News -- And A Look At Atari/Amiga History
by Eric Schwartz
from the AmiTech Gazette, March 2016
It’s a new month, a new time, a new whatever. There have been a few bits of news here and there at least. A new website is out there: AskAmiga.com. It lets people ask Amiga-related questions and (hopefully) get expert answers to their hardware and software problems, potentially becoming a central resource for Amiga and related information.
A new article on Amiga history was published on the Ars Technica site, with focus on Newtek’s Video Toaster and its place in the history of video production.http://arstechnica.com/gadgets/2016/03/a-history-of-the-amiga-part-9-the-video-toaster/
A new "Chrysalis" software compilation for MorphOS 3.9 is now available. Like previous versions, it is intended to install over a "clean" Morph 3.9 installation, and offers a full set of software and utilities, similar to a Linux distro.
A new game with the curious title of “Tanks Furry” (apparently the furries are driving the tanks) was released for classic Amiga systems, and is available on CD and floppy disk. It seems rather "retro" in style, which is probably foolish to say for a game that runs on an A500.
A special hardware development which has been getting a lot of attention lately is the “Vampire II” board for the Amiga 600. Like earlier Vampire boards and drawing inspiration from Minimig and Natami projects, the Vampire II is an FPGA-based card that clips over the CPU of the A600 and currently offers 128 megabytes of RAM, HDMI video output, and a CPU performance that strongly exceeds that of the 68060. New "cores" are in the works that reprogram the FPGA chip and add support for a micro-SD card as a solid state drive, Picasso-96 compatible 16 and 24 bit video modes, AGA chipset emulation, and more features yet to come. Boards for Amiga 500 and other models are planned for the future. I’m definitely interested in trying to procure one of these myself, as I have an under-utilized Amiga 600, and it would be tempting (and fun) to update it into the most powerful Amiga system I’ve ever seen, possibly even supplanting my workhorse A4000T, all in a small A600 package. If you can get one, the A600 Vampire II is 150 Euros. For information, visit http://kipper2k.com/accel600.html.
Most Amiga fans are probably aware of Atari’s role in the formative years of their favorite system. Jay Miner was a former Atari employee with a hand in designing the video hardware of the Atari 2600 game console and the 400/800 computers, and Atari loaned the fledgling Amiga company development capital, which would later be used as leverage in an attempt to acquire the Amiga technology before they were "saved" by Commodore. Considering the hardware designers and management moving around between companies, the Amiga was more a spiritual successor to the Atari 8 bit computers, while Atari’s own ST series was more like a successor to the Commodore 64. What I find pretty fascinating is how, as a founding video game company, Atari has been related, directly or indirectly, to so many other game and computer producers over time.

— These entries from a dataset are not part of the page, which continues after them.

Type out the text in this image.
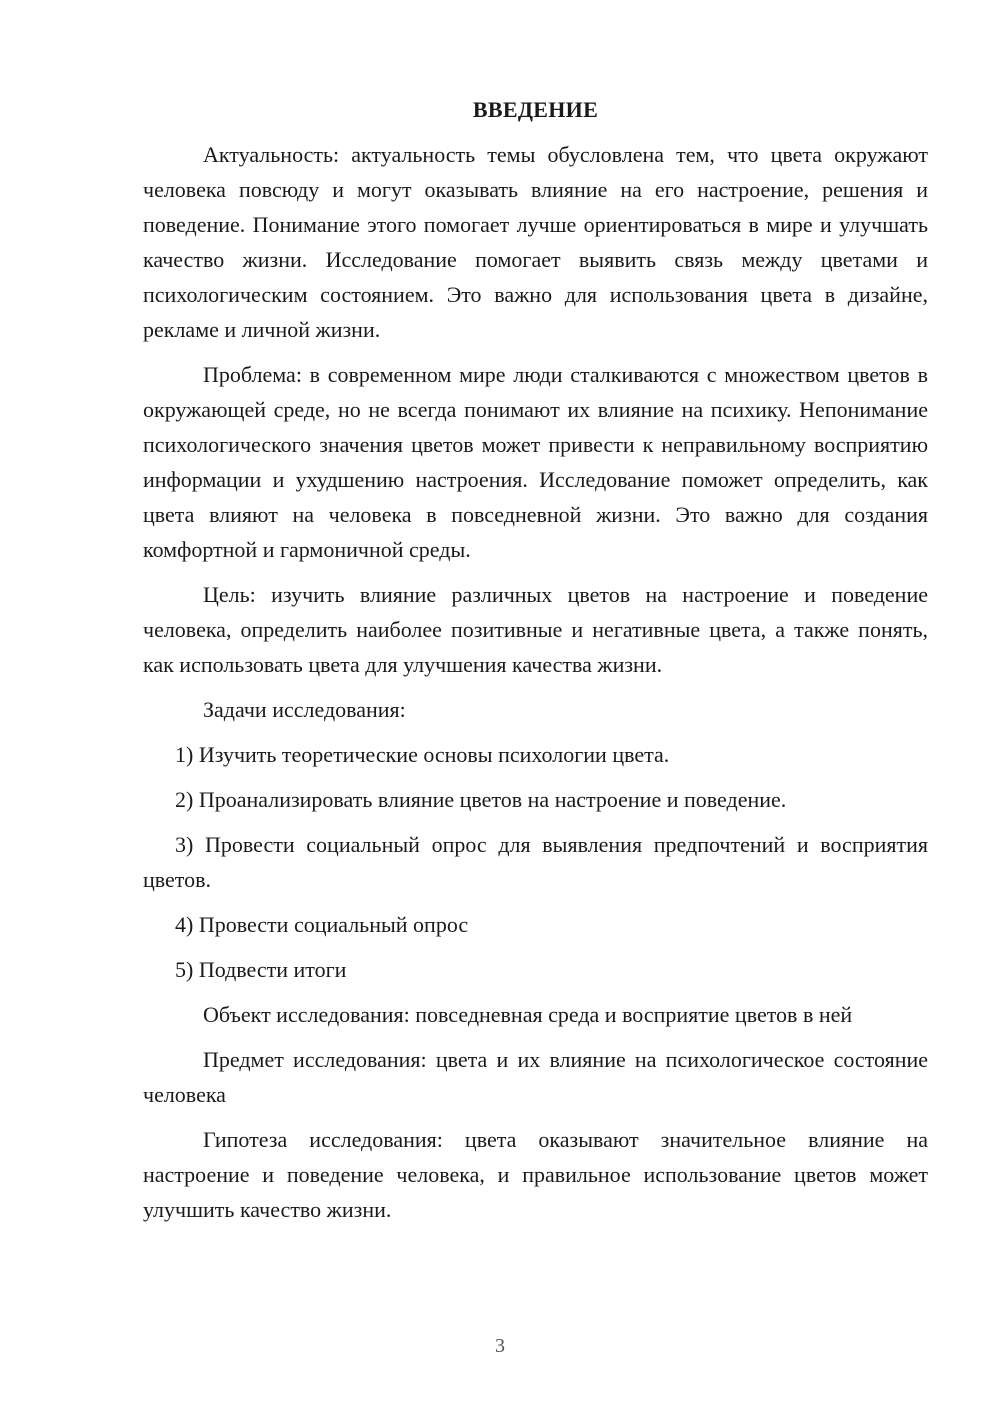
ВВЕДЕНИЕ

Актуальность: актуальность темы обусловлена тем, что цвета окружают человека повсюду и могут оказывать влияние на его настроение, решения и поведение. Понимание этого помогает лучше ориентироваться в мире и улучшать качество жизни. Исследование помогает выявить связь между цветами и психологическим состоянием. Это важно для использования цвета в дизайне, рекламе и личной жизни.

Проблема: в современном мире люди сталкиваются с множеством цветов в окружающей среде, но не всегда понимают их влияние на психику. Непонимание психологического значения цветов может привести к неправильному восприятию информации и ухудшению настроения. Исследование поможет определить, как цвета влияют на человека в повседневной жизни. Это важно для создания комфортной и гармоничной среды.

Цель: изучить влияние различных цветов на настроение и поведение человека, определить наиболее позитивные и негативные цвета, а также понять, как использовать цвета для улучшения качества жизни.

Задачи исследования:

1) Изучить теоретические основы психологии цвета.

2) Проанализировать влияние цветов на настроение и поведение.

3) Провести социальный опрос для выявления предпочтений и восприятия цветов.

4) Провести социальный опрос

5) Подвести итоги

Объект исследования: повседневная среда и восприятие цветов в ней

Предмет исследования: цвета и их влияние на психологическое состояние человека

Гипотеза исследования: цвета оказывают значительное влияние на настроение и поведение человека, и правильное использование цветов может улучшить качество жизни.

3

Apple founders Steve Jobs and Steve Wozniak passed through Atari in the 70s, with the supposed story that Jobs got Wozniak to do his work for him, cheating him out of most of the bonus money for simplifying the hardware of the “Breakout” arcade machine. The two Steves supposedly borrowed parts from Atari to produce the Apple 1, and offered up the Apple II for Atari to sell, which met with little interest at the time. A group of Atari software programmers, fed up with getting no credit for their work, split off to form Activision, practically creating the third-party software company concept and influencing how hardware and software companies interact with each other from then on. Nintendo approached Atari in the early eighties with the prospect of distributing their Famicom system outside of Japan. Early arrangements were made, but fell through thanks to conflicting priorities and Atari putting theirs to its 7800 system, leaving Nintendo to go it on their own to become the most successful game system of its time. With history trying to repeat itself, Sega approached Atari, hoping their clout and distribution would help their Mega Drive console in the US after the (relative) failure of the Sega Master System. That deal also fell through, in part because Sega preferred to hold on to the European market themselves, but Sega did poach a few employees from Atari, as well as the console name “Genesis” to avoid a trademark conflict with the Mega Drive name in the US (although “Tomahawk” was also kicked around for a bit), and went on to success. Finally, in a bit of Amiga full-circle, former Amiga hardware engineers worked with game company Epyx to produce a hand-held color game system known as the Handy in-house. Epyx lacked the money and network to release the system on its own, so they went to Nintendo, who were ready to release their own GameBoy (graphically inferior in B&W, but much longer battery life and play time for it), and turned them down. Sega passed as well, but allegedly tried to copy their hardware, even having the balls to ask engineer Dave Needle for help when they failed. Much to the Amiga peoples’ chagrin, the Handy ended up with Atari, and became the Lynx. Then again Atari wasn’t too pleased either with needing to use Amigas for Lynx software development, so that’s one more "last laugh" for Amiga over Atari.